Durante los siete minutos y medio que siguieron Harry estuvo mirando los movimientos de su esposa sin verlos.

Luego sonó el teléfono.

Wickenden lo cogió a la tercera, como de costumbre.

—Sí. Soy yo. Venga, me está tomando el pelo. Maldita sea. Voy ahora mismo.

Wickenden subió la escalinata de la National Gallery of Modern Art. El sol brillaba de un modo inusitado, arrancando un resplandor cegador a la avalancha de escalones de mármol blanco. Lo recibió Elizabeth van der Mier.

—Maldita sea, ¿puede creerlo?

Wickenden alzó la mirada, deslumbrado. Van der Mier estaba envuelta en un halo luminoso, como un nimbo.

—Lo creo —repuso Harry. Entraron en el museo.

—Mi abuela me enseñó la palabra perfecta para esto: chutzpah.

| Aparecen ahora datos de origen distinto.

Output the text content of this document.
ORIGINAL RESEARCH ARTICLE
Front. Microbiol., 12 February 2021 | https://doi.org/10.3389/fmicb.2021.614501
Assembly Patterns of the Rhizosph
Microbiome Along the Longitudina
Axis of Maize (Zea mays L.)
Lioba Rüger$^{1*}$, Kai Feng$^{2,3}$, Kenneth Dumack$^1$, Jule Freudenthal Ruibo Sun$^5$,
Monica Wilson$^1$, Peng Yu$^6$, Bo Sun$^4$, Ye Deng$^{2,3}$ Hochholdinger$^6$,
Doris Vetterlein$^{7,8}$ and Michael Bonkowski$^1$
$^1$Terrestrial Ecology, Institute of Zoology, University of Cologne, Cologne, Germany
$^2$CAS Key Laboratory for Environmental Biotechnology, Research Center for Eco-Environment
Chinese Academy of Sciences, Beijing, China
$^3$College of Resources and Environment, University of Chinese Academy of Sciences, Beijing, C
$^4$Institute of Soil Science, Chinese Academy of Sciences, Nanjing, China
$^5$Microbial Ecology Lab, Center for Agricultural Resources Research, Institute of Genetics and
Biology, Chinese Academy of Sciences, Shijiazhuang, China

—No sé lo que significa, pero sé lo que quiere decir —aseguró el inspector mientras trataba de seguir a la zancuda Van der Mier—. No niego que no se me pasara por la cabeza. Esto significa que puede que no lo robaran por encargo, lo cual complica mucho más mi labor.

—Porque elimina…

—… elimina el móvil de la elección del objeto robado. Cualquiera pudo enterarse de la compra y saber que el Malimich se encontraba en Conservación, dado que usted tuvo la amabilidad de comunicarlo en la rueda de prensa…

—… deme un respiro, inspector, yo…

—… y eso reduciría las posibilidades de dar con un perfil en el que encaje el delincuente.

Echaron a andar por un pasillo reluciente y se metieron en el ascensor.

—Y bien —continuó Wickenden—, ¿cuánto han pedido?

—Seis millones trescientas.

—No es ninguna coincidencia.

—Lo sé.

—La cosa no pinta bien.

—Lo sé. —Van der Mier daba golpecitos con el pie mientras el ascensor subía. Wickenden reparó en las luces y en que el ascensor se movía: la electricidad había vuelto.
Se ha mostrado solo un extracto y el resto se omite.